Four Killed As Violence Flares On Afghan-Pakistan Border

A Pakistani soldier mans a checkpoint in the restive Bajaur tribal area near the Afghan border (file photo).

PESHAWAR, Pakistan -- Pakistani forces have killed four militants in a strategically important region on the Afghan border in the most serious incident in the area since militants declared a cease-fire two weeks ago.

Pakistan is under international pressure to eliminate militant enclaves in lawless ethnic Pashtun areas on the Afghan border from where the Taliban orchestrate their insurgency in Afghanistan and Al-Qaeda plots violence.

The heaviest fighting in recent months has been in the Bajaur region, opposite Afghanistan's Kunar Province. A Pakistani commander said late last month his forces had defeated militants in Bajaur after a six-month campaign.

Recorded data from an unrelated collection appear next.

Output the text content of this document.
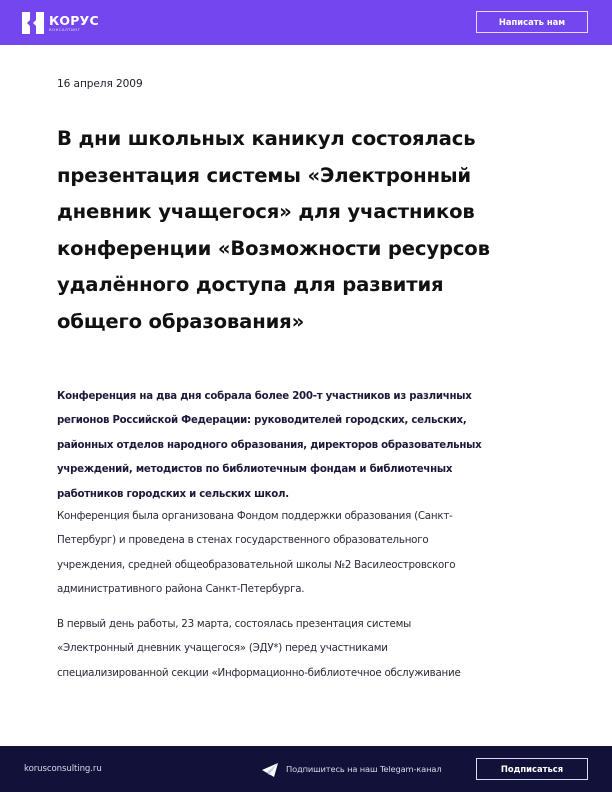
КОРУС
КОНСАЛТИНГ
Написать нам
16 апреля 2009
В дни школьных каникул состоялась
презентация системы «Электронный
дневник учащегося» для участников
конференции «Возможности ресурсов
удалённого доступа для развития
общего образования»
Конференция на два дня собрала более 200-т участников из различных
регионов Российской Федерации: руководителей городских, сельских,
районных отделов народного образования, директоров образовательных
учреждений, методистов по библиотечным фондам и библиотечных
работников городских и сельских школ.
Конференция была организована Фондом поддержки образования (Санкт-
Петербург) и проведена в стенах государственного образовательного
учреждения, средней общеобразовательной школы №2 Василеостровского
административного района Санкт-Петербурга.
В первый день работы, 23 марта, состоялась презентация системы
«Электронный дневник учащегося» (ЭДУ*) перед участниками
специализированной секции «Информационно-библиотечное обслуживание
korusconsulting.ru	Подпишитесь на наш Telegam-канал	Подписаться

The hard-pressed militants led by an Al-Qaeda ally, Faqir Mohammad, declared a unilateral cease-fire in Bajaur on February 23. Although the military rejected a militant offer of talks, fighting petered out.

But early on March 9, militants fired rocket-propelled grenades at a paramilitary force post near the town of Nawagai, a military official said.

"Forces returned fire and killed four militants," the military official said. Residents of the area confirmed the clash.

Bajaur has long been a major infiltration route into Afghanistan.

Focus On Afghanistan

There is concern among international forces there that as fighting ebbs in Pakistan, militants will focus more on Afghanistan, where the United States aims to send at least 17,000 more troops in an effort to stabilize the country.

Pakistani authorities struck a pact with Islamists in the Swat Valley, northwest of Islamabad and not on the Afghan border, last month. U.S. officials fear the deal in Swat, plagued by violence since 2007, may create another haven for Al-Qaeda and the Taliban.

In the Mohmand region, which is also on the Afghan border to the south of Bajaur, helicopter gunships attacked militants on March 8 killing 15 of them, a military official and a government official said.

Separately, in South Waziristan, another militant enclave on the Afghan border to the southwest of Bajaur, residents found the bullet-riddled body of a man kidnapped about 10 days ago and killed by militant after being accused of being a U.S. spy.

An audio cassette found lying with the body contained a recording of the man saying he spied for U.S. forces, residents said.

Militants in South Waziristan and other areas, who are facing stepped up missile attacks by U.S. drone aircraft, routinely kill people they accuse of being U.S. spies.